In 1874, hoping to springboard off the success of a drug it had invented 45 years earlier called Aspirin, German pharmaceutical manufacturer Bayer AG invented a new drug. They began marketing it in 1898 as a cough syrup, taking the name for their new wonder drug from the German word heroisch, or "heroic." They gave out free samples to doctors and to patients, and soon it became more popular than their best seller, Aspirin. In fact, people seemed almost desperate to buy it. There is a reason; the new drug was called Heroin. Bayer ended the production and sale of Heroin in 1913 and since has carefully deleted all mention of it from the official history of their company. Heroin was outlawed in 1924.
In 1996, Purdue Pharma, a pharmaceutical company based in Stamford, Connecticut, took an existing medication that had fallen out of patent, added a time-release element to it, patented it, and began to market it as a general painkiller. They promoted the idea that, although it was technically a member of a class of opioid drugs so strong that they were usually reserved only for the terminally ill, they could release it widely because it was so difficult to abuse that the risk of addiction was "under 1%."
That drug was called OxyContin. In June of 2012, a report by the U.S. Senate listed it as one of the biggest drug threats facing America, accounting for hundreds of thousands of cases of addiction, and almost 15,000 deaths. Unlike Bayer, which disavowed itself of Heroin and stopped selling it when its addictive qualities were discovered, Purdue Pharma sold 2.8 billion dollars worth of OxyContin this year.
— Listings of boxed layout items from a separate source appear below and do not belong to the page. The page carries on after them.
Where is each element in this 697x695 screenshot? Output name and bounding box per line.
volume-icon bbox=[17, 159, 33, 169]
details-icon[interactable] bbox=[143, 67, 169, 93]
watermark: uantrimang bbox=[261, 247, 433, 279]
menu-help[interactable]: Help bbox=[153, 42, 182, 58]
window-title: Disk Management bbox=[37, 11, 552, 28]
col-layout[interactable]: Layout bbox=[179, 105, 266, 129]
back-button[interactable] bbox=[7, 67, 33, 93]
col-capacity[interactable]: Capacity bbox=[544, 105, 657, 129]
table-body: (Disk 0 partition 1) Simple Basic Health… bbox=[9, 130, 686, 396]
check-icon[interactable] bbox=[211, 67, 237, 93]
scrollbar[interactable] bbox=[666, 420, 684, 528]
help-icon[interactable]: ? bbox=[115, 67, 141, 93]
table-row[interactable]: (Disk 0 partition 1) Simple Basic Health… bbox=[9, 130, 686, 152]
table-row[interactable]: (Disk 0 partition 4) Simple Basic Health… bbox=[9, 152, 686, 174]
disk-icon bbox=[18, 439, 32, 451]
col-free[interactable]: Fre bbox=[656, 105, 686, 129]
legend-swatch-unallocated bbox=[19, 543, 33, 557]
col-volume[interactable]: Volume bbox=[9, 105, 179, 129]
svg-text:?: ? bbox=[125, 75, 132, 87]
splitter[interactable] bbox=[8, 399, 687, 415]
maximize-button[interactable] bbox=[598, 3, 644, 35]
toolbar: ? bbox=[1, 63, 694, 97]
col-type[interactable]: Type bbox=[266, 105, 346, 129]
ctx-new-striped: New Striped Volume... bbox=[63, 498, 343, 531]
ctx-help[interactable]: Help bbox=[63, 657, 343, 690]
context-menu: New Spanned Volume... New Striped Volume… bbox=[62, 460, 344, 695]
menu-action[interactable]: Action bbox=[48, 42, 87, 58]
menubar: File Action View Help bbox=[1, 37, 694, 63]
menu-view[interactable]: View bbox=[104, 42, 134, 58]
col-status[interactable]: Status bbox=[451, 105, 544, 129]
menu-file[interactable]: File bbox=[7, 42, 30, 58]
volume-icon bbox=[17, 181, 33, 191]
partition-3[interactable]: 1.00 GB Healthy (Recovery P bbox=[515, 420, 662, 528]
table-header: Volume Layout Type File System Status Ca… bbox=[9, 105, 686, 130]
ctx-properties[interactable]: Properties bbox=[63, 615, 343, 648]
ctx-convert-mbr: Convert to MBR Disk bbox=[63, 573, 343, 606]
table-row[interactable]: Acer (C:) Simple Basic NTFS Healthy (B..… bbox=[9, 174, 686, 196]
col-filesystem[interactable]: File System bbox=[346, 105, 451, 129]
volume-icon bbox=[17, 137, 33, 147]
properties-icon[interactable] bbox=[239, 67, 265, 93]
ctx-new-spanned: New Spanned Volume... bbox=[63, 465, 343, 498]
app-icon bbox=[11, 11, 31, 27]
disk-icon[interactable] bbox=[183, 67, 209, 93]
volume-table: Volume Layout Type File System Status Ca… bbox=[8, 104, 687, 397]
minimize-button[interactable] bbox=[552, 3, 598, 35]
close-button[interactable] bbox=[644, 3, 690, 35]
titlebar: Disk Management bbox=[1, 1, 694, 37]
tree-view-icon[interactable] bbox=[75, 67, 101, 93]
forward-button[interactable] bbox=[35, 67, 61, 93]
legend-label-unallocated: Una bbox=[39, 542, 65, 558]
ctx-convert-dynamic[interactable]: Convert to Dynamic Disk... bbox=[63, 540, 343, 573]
They have also recently commissioned a new series of pediatric clinical trials designed to better enable them to market and sell it to children.
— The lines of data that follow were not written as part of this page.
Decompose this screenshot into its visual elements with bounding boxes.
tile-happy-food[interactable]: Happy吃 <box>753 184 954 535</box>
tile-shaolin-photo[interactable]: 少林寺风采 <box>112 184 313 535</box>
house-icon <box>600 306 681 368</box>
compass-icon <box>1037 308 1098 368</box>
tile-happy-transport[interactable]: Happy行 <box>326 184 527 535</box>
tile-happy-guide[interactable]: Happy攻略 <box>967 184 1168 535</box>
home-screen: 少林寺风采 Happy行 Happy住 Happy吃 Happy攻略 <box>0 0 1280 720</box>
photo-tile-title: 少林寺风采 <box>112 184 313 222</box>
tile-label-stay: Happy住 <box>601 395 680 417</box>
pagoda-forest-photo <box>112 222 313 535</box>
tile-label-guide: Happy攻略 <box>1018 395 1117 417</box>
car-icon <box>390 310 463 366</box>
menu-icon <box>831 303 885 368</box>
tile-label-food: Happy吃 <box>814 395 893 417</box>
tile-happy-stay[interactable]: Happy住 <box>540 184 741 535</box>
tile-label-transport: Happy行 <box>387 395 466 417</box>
The abuse of OxyContin – by Purdue Pharma and by addicts
It's not that OxyContin didn't work as a painkiller. It worked remarkably well, enabling many people suffering from severe chronic pain to deal with the reality of near-constant pain and manage it, sometimes for the first time in their lives. It worked so well, in fact, that Purdue Pharma, hoping to enlarge its market for the drug, began a systematic program of what is called in the pharmaceutical industry misbranding – advertising and promoting OxyContin widely among physicians for off-label use.
That is, rather than encouraging doctors only to prescribe it only for the conditions for which it is certified on its FDA-approved label, Purdue Pharma urged the doctors to prescribe it for lesser conditions, such as ordinary headaches or back pain. This is the same practice for which British pharmaceutical giant GlaxoSmithKline was ordered to pay the largest fine in pharmaceutical industry history –3 billion dollars. In 2007, Purdue Pharma was slapped with a similar – but smaller, a mere $634 million – fine for misbranding OxyContin. This fine was largely looked upon as a "slap on the wrist," since it accounted for less than half of Purdue Pharma's yearly sales of OxyContin.
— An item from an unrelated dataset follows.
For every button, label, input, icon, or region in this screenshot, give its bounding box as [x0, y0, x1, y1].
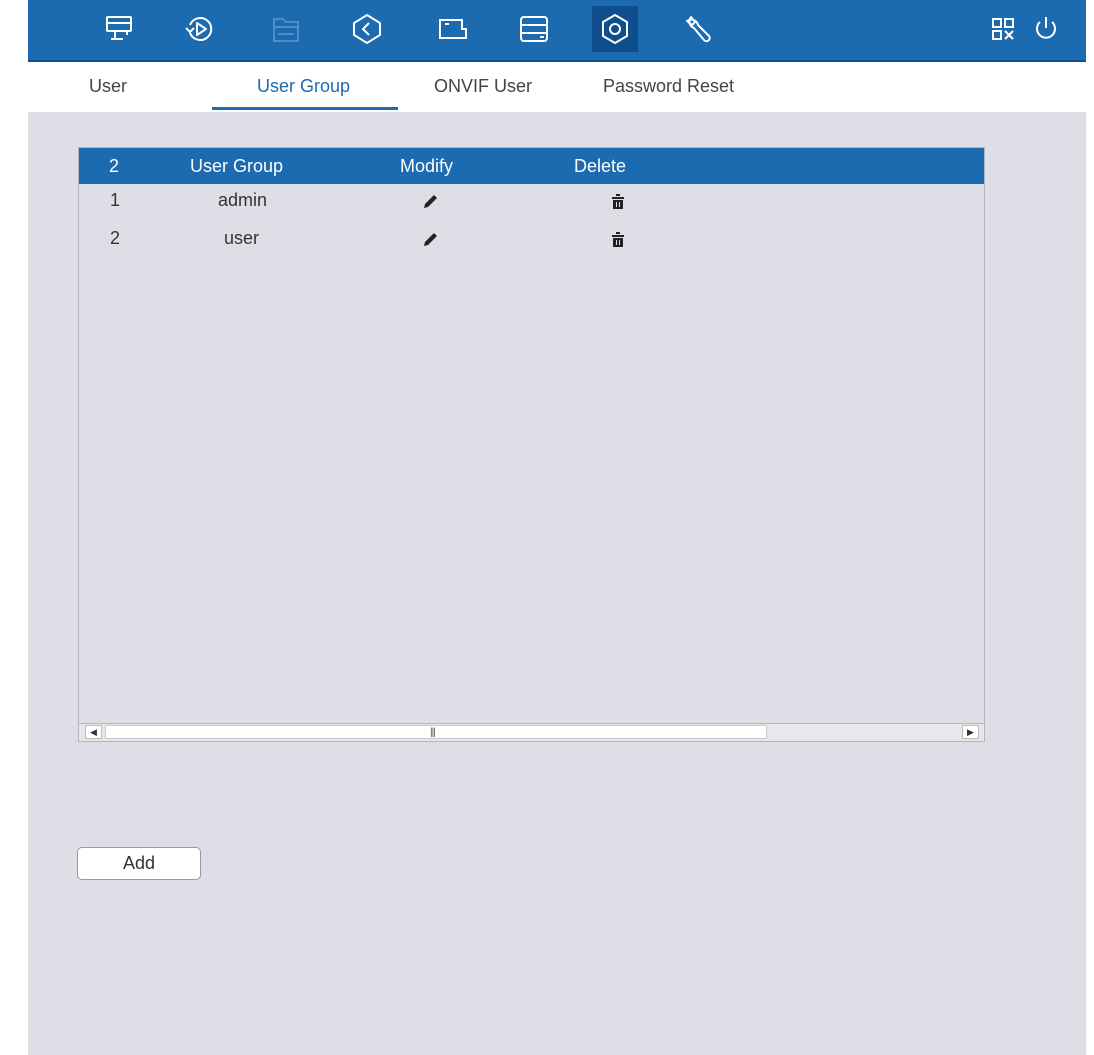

The other problem was that OxyContin was not nearly as difficult to abuse as had been claimed. All that was necessary to do so was to strip off the waxy coating on the pills, crush them up, and then chew or snort the resulting powder or dissolve it in water like heroin and inject it. This "ease of abuse," together with the ease of obtaining OxyContin from doctors, led to widespread use of the drug by addicts. Purdue Pharma claimed to have "solved the problem" by remanufacturing the OxyContin pills such that they were harder to crush and abuse, but DEA officials and health care professionals say that it hasn't worked; there is still as large a market for the illegal uses of the drug as there is for its legitimate use. This has led many pharmacies to stop carrying OxyContin altogether, a "solution" that often makes it impossible to obtain by sufferers of chronic pain for whom the drug has legitimately been prescribed.
So the situation is a mess…but what was that you said about children?
That's the scariest part of this whole thing. OxyContin, although it has its legitimate uses, is an opioid, and thus habit forming. Purdue Pharma has recently begun paying for dozens of clinical trials around the country to perform studies on the effects of OxyContin on children. They claim that this is being done out of their concern for the large number of children who suffer from chronic pain, or even headaches.
Critics of Purdue Pharma point out that the real reason for such pediatric trials may be twofold – first, to develop new markets to enable them to sell more of the drug, and second, to find an "end run" around the fact that their original patent on OxyContin will expire in April of 2013. At that point, Purdue Pharma loses its ability to be the sole manufacturer. By "rebranding" it as a drug for children, they hope to be able to perpetuate their exclusive hold on a lucrative market.
Health care and addiction specialists have expressed their concern about administering an admittedly habit-forming and possibly addictive drug to children. At least one study performed at the University of Michigan found that children who are prescribed opioids early in life are much more likely to abuse painkillers and other drugs as they grow older.
From their side, Purdue Pharma dismisses these concerns as "overblown." They point to "studies" of dubious authenticity "proving" that addiction to opioids used for pain management is very rare. Then again, Bayer AG said pretty much the same thing about Heroin for over 15 years.